И ежедневно работал с восьми утра до обеда. После обеда, в пятом часу дня, отправлялся гулять с племянниками. Но и на прогулках он, в сущности, не отрывался от своей географии, рассказывая спутникам историю Земли, живописуя ее великие события, то благодатные (как пышное развитие растительности и животных), то трагические (как материковое оледенение, уничтожившее все живое на огромных пространствах планеты). Он показывал и читал племянникам летопись природы — камни, разноцветно блестевшие под струями прозрачной речки; береговые высокие обрывы, обнажавшие пласты осадочных пород; ледниковые валуны, попадавшиеся на межах узеньких крестьянских нолей. В лесу, заметив во влажной траве какую-нибудь улитку, он начинал рассказывать и о ней, уводя племянников к далеким ее предкам — на сотни миллионов лет в прошлое, в кембрийские времена, когда Европа и Азия были залиты теплыми морями, кишащими живыми существами, гибель которых образовала местами сотнесаженные толщи известняка и мрамора, используемых ныне в строительстве и даже в скульптуре, так что иная статуя является памятником не только какому-нибудь полководцу или философу, но и предкам нашей улитки, жившим в палеозойской эре.
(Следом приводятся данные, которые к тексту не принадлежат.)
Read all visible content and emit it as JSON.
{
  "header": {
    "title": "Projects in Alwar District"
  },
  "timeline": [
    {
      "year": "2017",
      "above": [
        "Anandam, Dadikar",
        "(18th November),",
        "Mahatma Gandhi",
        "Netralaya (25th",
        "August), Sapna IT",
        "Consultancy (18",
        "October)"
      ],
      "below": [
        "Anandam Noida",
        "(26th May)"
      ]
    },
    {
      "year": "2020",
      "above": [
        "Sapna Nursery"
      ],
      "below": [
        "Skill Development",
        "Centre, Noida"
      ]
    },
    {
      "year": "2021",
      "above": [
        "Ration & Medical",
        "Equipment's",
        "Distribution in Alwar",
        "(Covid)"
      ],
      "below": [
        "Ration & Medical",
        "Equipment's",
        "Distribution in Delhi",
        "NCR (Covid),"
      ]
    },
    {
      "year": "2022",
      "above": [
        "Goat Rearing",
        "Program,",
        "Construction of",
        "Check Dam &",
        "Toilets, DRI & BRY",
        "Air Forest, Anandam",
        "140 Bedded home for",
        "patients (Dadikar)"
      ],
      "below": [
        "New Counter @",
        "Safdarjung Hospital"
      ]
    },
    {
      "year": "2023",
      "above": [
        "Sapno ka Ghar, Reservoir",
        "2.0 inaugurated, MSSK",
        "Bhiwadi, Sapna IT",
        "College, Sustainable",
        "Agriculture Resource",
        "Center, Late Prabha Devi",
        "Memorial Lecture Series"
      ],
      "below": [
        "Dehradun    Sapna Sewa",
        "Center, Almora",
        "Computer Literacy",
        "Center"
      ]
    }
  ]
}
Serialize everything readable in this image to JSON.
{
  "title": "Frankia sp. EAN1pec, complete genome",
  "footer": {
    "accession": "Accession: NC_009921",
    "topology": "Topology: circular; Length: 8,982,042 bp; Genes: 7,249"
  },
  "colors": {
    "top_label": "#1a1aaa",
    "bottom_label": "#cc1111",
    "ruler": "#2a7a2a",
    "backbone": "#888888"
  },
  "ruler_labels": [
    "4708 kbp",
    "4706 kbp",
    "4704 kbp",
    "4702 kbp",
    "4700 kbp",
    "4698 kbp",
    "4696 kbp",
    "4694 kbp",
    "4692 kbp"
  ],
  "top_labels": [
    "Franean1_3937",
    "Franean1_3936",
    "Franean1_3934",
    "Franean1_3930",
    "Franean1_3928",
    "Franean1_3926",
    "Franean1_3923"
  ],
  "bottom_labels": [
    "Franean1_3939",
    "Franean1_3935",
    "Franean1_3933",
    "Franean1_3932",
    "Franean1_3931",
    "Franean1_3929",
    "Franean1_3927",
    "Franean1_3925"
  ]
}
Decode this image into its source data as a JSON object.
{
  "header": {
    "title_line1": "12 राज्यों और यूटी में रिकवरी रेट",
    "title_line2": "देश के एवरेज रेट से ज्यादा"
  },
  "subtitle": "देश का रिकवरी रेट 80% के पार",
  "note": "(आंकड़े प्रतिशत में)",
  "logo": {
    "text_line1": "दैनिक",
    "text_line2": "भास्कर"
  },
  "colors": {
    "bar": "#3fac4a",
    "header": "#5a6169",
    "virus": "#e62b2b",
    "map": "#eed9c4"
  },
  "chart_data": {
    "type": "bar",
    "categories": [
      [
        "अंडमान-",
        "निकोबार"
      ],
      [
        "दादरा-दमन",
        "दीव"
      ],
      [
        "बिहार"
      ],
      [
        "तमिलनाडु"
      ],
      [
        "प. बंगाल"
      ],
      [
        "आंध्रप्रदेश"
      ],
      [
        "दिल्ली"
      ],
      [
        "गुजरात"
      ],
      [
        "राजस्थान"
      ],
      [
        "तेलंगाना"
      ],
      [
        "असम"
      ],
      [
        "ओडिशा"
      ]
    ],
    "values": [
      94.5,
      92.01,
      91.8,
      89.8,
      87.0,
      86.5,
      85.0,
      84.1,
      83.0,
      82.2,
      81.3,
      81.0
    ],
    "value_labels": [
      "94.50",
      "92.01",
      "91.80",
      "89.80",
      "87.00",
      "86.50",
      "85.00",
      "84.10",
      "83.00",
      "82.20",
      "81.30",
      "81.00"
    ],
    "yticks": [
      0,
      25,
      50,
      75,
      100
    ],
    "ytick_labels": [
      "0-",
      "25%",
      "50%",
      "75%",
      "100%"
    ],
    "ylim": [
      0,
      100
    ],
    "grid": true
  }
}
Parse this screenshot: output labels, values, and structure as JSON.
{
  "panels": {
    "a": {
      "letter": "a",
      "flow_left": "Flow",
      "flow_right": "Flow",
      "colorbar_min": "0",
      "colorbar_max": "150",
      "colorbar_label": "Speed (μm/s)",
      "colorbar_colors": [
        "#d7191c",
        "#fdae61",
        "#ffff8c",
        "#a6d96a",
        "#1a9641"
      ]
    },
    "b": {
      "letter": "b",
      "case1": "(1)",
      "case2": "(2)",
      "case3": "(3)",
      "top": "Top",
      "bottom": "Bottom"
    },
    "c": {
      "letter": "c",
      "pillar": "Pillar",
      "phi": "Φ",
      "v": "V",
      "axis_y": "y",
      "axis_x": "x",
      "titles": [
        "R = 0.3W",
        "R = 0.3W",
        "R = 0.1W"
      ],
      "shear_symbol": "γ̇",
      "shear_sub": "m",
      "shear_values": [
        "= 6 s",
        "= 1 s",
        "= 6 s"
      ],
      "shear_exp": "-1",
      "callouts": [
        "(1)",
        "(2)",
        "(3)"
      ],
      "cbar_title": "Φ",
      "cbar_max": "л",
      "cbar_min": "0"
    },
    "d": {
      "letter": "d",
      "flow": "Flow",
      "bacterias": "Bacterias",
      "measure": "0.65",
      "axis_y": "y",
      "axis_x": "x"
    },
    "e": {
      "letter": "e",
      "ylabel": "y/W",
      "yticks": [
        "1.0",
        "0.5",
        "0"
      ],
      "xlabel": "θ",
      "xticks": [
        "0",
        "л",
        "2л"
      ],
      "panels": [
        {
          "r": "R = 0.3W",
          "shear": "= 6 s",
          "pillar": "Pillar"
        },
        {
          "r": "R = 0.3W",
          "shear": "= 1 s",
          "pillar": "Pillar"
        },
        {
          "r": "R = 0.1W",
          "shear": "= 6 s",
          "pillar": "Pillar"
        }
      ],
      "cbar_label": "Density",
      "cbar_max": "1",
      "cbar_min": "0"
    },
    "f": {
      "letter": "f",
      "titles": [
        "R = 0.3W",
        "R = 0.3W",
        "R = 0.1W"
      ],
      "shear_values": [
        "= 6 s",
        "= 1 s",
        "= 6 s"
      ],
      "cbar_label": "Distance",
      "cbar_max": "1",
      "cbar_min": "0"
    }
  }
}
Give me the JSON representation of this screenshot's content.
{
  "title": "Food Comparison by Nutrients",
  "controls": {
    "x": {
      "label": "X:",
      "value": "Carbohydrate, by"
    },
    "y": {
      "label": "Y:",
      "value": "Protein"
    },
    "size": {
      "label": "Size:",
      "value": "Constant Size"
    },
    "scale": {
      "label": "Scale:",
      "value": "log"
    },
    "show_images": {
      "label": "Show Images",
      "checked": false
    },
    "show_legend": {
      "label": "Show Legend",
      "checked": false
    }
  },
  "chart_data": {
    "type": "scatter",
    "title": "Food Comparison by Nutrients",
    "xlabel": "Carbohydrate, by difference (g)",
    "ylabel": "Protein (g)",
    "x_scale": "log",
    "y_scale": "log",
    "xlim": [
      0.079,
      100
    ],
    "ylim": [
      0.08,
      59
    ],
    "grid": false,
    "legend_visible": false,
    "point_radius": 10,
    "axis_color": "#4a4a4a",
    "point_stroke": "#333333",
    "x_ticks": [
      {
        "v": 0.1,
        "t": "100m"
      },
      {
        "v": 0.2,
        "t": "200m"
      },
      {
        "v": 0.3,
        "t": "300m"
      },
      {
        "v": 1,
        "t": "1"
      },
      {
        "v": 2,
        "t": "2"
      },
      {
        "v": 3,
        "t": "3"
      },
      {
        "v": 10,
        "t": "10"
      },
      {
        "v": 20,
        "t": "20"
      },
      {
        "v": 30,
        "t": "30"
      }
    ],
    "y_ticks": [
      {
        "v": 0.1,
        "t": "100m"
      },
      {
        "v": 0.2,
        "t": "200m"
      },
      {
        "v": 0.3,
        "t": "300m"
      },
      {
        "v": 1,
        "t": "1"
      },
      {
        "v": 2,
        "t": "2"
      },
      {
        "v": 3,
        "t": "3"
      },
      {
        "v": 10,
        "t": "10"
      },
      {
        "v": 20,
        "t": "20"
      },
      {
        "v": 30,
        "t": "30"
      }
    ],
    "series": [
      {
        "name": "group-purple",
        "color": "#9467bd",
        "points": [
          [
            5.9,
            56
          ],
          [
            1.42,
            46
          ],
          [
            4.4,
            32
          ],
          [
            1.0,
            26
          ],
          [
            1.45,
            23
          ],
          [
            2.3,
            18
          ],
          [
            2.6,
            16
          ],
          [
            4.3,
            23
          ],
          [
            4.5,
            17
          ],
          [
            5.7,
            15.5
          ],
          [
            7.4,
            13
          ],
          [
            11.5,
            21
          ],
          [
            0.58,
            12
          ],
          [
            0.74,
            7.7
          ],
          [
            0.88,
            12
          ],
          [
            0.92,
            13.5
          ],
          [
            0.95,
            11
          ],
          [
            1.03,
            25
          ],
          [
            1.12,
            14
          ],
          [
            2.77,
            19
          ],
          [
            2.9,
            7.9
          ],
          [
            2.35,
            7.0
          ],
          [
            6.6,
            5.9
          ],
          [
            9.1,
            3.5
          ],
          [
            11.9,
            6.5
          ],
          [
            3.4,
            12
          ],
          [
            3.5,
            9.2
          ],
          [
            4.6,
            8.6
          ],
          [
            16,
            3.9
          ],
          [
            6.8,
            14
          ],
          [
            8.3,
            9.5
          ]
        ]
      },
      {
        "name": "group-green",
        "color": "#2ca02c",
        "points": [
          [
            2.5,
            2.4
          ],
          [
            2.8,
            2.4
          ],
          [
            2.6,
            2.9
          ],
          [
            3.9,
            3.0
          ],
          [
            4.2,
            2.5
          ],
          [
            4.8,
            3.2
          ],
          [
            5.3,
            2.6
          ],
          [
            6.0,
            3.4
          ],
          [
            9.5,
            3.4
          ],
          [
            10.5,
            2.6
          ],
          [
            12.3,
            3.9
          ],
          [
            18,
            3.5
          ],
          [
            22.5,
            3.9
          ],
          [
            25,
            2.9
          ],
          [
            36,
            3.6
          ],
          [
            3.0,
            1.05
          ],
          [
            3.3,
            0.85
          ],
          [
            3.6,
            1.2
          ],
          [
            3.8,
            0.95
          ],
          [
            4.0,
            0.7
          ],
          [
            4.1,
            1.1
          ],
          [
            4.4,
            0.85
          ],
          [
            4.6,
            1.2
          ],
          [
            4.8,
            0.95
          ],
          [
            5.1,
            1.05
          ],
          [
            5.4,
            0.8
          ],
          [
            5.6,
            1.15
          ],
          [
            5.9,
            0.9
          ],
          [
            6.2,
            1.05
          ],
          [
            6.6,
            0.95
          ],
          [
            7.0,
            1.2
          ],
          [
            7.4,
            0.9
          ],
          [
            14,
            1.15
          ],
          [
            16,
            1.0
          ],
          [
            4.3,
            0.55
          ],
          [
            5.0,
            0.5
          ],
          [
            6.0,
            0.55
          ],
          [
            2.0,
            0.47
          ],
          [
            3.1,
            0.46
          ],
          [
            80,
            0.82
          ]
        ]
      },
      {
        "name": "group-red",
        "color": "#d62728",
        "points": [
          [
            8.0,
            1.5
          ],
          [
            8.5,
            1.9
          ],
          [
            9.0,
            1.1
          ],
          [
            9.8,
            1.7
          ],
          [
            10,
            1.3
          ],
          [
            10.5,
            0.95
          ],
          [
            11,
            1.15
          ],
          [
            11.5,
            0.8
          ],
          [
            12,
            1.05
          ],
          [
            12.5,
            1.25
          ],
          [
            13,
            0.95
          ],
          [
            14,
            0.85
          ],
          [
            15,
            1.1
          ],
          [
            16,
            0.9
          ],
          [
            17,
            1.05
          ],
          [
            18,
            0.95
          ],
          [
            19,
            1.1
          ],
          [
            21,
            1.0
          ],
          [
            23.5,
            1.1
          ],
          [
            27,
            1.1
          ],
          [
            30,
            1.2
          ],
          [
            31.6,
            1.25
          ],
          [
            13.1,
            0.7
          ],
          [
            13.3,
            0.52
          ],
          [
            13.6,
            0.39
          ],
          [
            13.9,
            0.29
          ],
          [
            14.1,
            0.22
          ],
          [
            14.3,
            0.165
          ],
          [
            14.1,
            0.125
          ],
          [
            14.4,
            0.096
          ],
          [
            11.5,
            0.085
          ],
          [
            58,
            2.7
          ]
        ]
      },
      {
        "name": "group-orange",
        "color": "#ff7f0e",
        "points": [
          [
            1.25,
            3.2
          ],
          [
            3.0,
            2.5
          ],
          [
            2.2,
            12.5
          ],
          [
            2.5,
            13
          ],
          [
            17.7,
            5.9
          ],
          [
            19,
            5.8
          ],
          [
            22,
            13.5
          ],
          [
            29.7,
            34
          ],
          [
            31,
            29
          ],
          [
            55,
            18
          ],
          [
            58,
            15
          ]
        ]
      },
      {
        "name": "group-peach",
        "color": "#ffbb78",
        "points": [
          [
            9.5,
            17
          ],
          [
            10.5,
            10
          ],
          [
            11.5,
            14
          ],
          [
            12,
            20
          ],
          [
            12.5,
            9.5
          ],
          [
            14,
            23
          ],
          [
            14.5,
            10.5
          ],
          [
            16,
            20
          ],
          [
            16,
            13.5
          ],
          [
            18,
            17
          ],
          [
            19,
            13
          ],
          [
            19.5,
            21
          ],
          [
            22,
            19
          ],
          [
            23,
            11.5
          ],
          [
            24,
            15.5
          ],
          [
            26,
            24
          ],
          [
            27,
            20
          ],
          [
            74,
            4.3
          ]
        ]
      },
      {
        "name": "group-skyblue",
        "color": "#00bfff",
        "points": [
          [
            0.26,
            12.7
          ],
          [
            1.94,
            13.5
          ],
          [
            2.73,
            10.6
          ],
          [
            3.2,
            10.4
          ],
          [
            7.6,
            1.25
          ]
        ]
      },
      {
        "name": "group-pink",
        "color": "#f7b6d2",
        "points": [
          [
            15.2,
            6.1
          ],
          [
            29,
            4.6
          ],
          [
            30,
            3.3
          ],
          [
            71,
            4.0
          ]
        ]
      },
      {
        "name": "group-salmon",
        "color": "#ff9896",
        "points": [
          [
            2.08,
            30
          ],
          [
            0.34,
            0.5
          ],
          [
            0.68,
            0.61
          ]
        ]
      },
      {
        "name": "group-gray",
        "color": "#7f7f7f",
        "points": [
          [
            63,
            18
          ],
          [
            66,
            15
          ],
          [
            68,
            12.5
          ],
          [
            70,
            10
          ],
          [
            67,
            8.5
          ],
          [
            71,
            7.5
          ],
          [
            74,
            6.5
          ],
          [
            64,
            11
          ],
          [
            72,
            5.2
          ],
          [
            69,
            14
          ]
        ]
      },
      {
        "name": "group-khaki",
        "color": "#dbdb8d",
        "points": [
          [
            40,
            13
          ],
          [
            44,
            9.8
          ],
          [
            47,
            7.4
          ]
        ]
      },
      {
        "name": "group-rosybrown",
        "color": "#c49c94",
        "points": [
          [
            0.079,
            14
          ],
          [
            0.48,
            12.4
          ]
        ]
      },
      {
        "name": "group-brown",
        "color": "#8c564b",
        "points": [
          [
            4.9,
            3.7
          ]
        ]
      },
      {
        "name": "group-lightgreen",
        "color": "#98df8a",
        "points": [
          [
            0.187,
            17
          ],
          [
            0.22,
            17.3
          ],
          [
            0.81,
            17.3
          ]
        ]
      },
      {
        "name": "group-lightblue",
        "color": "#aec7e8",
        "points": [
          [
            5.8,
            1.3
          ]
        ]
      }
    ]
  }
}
Катя всегда слушала его как-то возбужденно, изумлялась, то и дело перебивая рассказ вопросами. Племянник же оставался тихим, ни о чем не расспрашивал, однако внимал далеко не равнодушно, а напряженно, вдумчиво.
Однажды под вечер, проходя с ними по деревне, он завел их в самую убогую избенку, ветхую, с прогнившей соломенной крышей, с крохотными окошками. В хижине было темно, грязно, душно. Девчонка лет пяти качала в зыбке плачущего ребенка. Она испугалась, соскочила с лавки.